Aims and objectives
During the nineteenth century, Matanzas became the centre of Cuban sugar production, which influenced a high demand for slave labour. The territory became the major destination for African slaves in Cuba. This explains why Matanzas currently holds the most valuable documents related to the history of enslaved Africans and their descendants in Cuba. Matanzas' records are among the longest serial data available for the history of Africans in Cuba. The region's archives are very rich in all kind of information on the African populations living in Matanzas, beginning in the early 16th century to the end of the 19th century, including demographic statistics, information on ethnicity, resistance, occupations, property, economy of free and enslaved Africans, etc. Colonial Spanish administration, churches, estates, and notaries offices originated this documentation.
These materials are unique and their condition perilous. Most of the collections are about to disappear, due to the extremely bad conditions in which they are deposited. Cuba's weather is hot and wet, which makes conservation a difficult task. Matanzas' archives lack financing and therefore do not have access to the necessary technology. The reality is that the vast holdings of this region are deteriorating at an alarming rate. Nature and negligence are together creating an urgent need to rescue this important part of Cuban and slavery history. Conservation work and infrastructure reform at the Matanzas' archives would take much time and resources. Unfortunately, in the short and middle term, the only strategy available at the Matanzas' archives is digitisation.

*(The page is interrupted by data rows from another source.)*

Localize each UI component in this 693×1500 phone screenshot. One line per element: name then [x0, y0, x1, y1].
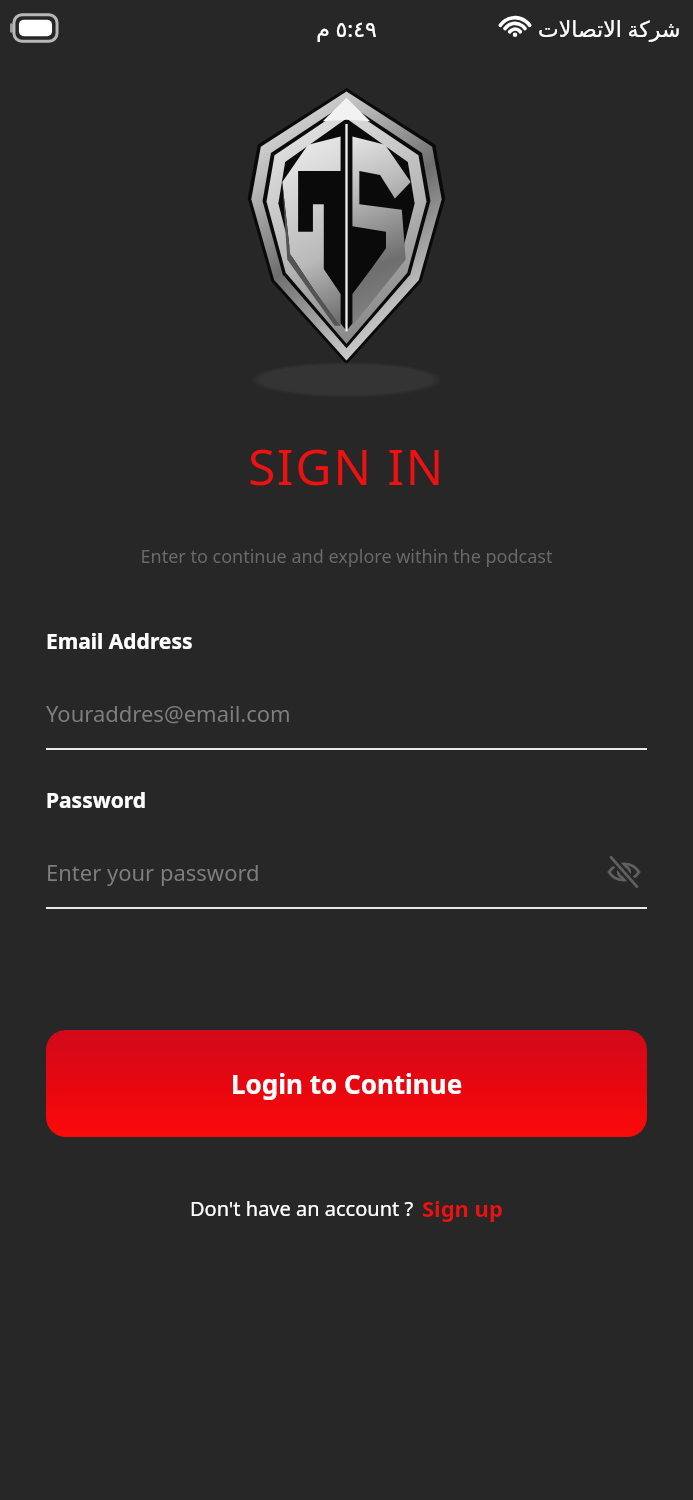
staticText: Login to Continue — [231, 1066, 463, 1101]
staticText: Don't have an account ? — [190, 1195, 414, 1222]
staticText: Enter to continue and explore within the… — [0, 544, 693, 569]
button[interactable]: Login to Continue — [46, 1030, 647, 1137]
button[interactable]: Show password — [601, 849, 647, 895]
staticText: Email Address — [46, 627, 193, 656]
staticText: Youraddres@email.com — [46, 698, 291, 728]
button[interactable]: Youraddres@email.com — [46, 690, 647, 736]
staticText: Password — [46, 786, 147, 815]
staticText: SIGN IN — [0, 432, 693, 500]
staticText: Sign up — [422, 1193, 503, 1223]
staticText: شركة الاتصالات — [538, 13, 681, 43]
staticText: Enter your password — [46, 857, 260, 887]
staticText: ٥:٤٩ م — [316, 13, 377, 43]
button[interactable]: Enter your password — [46, 849, 601, 895]
button[interactable]: Sign up — [422, 1193, 503, 1223]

The main objective of the Pilot Project will be concentrated in exploring the most important archives in Matanzas Province, Cuba, containing the most important collections on African slaves and their descendants. These archives are: 1) Archivo Provincial de Matanzas, 2) Archivos Parroquiales de Matanzas, 3) Archivo Histórico Municipal de Cárdenas, 4) Archivo Histórico Municipal de Colón.

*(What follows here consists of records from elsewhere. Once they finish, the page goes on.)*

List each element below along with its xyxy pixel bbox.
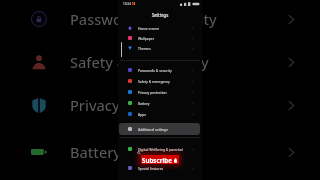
staticText: Passwords & security [70, 9, 217, 29]
staticText: Digital Wellbeing & parental [138, 147, 183, 152]
staticText: Privacy protection [138, 90, 167, 95]
button[interactable]: Safety & emergency [0, 46, 320, 78]
staticText: Wallpaper [138, 36, 155, 41]
staticText: Battery [70, 142, 121, 162]
button[interactable]: Wallpaper [119, 32, 200, 44]
staticText: Home screen [138, 26, 160, 31]
other: Open Battery [286, 147, 297, 158]
staticText: Passwords & security [138, 68, 172, 73]
staticText: Subscribe [142, 156, 172, 164]
button[interactable]: Digital Wellbeing & parental [119, 143, 200, 155]
staticText: Safety & emergency [138, 79, 170, 84]
button[interactable]: Passwords & security [0, 3, 320, 35]
button[interactable]: Privacy protection [0, 89, 320, 121]
button[interactable]: Safety & emergency [119, 75, 200, 87]
staticText: Special features [138, 166, 164, 171]
button[interactable]: Additional settings [119, 123, 200, 135]
staticText: Safety & emergency [70, 52, 209, 72]
button[interactable]: Themes [119, 42, 200, 54]
button[interactable]: Battery [0, 136, 320, 168]
staticText: Privacy protection [70, 95, 196, 115]
button[interactable]: Subscribe [141, 155, 179, 164]
button[interactable]: Home screen [119, 22, 200, 34]
staticText: Battery [138, 101, 150, 106]
other: Open Safety & emergency [286, 57, 297, 68]
staticText: 12:34 [123, 2, 131, 6]
staticText: Additional settings [138, 127, 168, 132]
button[interactable]: Battery [119, 97, 200, 109]
other: Open Privacy protection [286, 100, 297, 111]
staticText: Apps [138, 112, 146, 117]
button[interactable]: Apps [119, 108, 200, 120]
button[interactable]: Passwords & security [119, 64, 200, 76]
staticText: Settings [118, 12, 202, 18]
other: Open Passwords & security [286, 14, 297, 25]
button[interactable]: Privacy protection [119, 86, 200, 98]
staticText: Themes [138, 46, 151, 51]
button[interactable]: Special features [119, 162, 200, 174]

The Pilot Project would identify the bodies of endangered, rich, under-utilised, and at-risk documents on Africans and persons of African descent in the archives above mentioned. It would focus on training in digitisation techniques to the staff on the archives above mentioned. During this phase, some of the documents already identified would be digitised.

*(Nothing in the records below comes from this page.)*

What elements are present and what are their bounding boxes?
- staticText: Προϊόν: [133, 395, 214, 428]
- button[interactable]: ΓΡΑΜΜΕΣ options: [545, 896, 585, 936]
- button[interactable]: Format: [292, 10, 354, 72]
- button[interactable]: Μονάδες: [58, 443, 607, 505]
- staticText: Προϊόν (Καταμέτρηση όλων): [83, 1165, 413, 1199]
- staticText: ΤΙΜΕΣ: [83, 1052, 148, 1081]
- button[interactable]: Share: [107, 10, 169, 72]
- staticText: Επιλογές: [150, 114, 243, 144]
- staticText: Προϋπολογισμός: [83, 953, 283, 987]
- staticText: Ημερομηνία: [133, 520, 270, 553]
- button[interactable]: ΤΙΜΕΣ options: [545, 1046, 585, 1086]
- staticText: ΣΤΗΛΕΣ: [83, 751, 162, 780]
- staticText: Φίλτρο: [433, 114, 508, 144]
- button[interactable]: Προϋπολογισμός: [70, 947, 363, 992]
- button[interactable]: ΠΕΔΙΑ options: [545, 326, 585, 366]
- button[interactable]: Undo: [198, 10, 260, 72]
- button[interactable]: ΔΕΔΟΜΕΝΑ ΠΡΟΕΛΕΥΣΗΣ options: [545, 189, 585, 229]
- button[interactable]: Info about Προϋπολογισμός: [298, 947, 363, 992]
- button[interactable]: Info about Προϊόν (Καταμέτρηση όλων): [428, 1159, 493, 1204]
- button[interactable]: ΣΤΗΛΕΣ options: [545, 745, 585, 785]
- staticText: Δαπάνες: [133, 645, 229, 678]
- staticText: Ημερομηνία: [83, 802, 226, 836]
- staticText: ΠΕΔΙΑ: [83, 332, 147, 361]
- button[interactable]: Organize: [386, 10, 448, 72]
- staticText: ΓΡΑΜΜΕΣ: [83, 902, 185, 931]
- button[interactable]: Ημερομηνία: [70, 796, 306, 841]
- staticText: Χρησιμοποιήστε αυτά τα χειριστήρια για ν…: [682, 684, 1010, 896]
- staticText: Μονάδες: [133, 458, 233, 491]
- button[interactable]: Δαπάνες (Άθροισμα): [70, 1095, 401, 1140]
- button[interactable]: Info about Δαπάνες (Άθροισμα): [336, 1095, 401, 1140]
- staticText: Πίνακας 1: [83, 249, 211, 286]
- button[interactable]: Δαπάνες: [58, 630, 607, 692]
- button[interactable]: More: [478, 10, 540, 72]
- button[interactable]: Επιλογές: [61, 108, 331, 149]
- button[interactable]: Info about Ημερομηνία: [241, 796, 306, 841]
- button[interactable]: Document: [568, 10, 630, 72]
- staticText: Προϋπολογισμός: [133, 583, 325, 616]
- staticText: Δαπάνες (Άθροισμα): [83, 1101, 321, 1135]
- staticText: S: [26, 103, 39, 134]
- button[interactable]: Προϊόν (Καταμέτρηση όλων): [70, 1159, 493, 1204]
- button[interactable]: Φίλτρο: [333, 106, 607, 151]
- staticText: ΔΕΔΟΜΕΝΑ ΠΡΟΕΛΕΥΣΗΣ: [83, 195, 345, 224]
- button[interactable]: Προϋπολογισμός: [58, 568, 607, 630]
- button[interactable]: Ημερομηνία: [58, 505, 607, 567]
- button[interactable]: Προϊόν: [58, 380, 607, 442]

The Pilot Project would also generate a detailed inventory of the documents identified as at risk. The digitisation of some of these documents would be continued to carry out, as a continuity of the training process of the archival staffs. This would facilitate the feasibility of a future major project of digitisation of all the material already identified.
The final objective would involve the creation of a database with all the material identified and all the documents digitised. The database and copies of all the material would be delivered to the British Library and the archives involved in the Pilot Project.
During the project, under the supervision of the grant holder, a local research team was organised to carry out works at the archives of the province of Matanzas in Cuba. The team was pleased that some major accomplishments had been achieved by the end of the grant period.
At the three archives where works were performed, the team identified bodies of endangered, rich, under-utilized, and at-risk documents on Africans and persons of African descent.
The pilot project’s staff spent some time teaching the basics in the use of digital cameras and computers to staff in the archives.
The documents digitized at the archives were carefully indexed, facilitating the feasibility of a future major digitisation project of all the material already identified. In this first stage, some of the collections identified were listed due to the fact that most of them have never been inventoried. The listing will be continued during a future major project.
Approximately 48,000 files were identified as endangered, rich, under-utilized, and at-risk on Africans and persons of African descent. Due to the deteriorating conditions of the documents identified by this project they must be digitised soon otherwise they would be lost forever.
A total of 4,360 digital images were created and indexed as an outcome of this pilot project.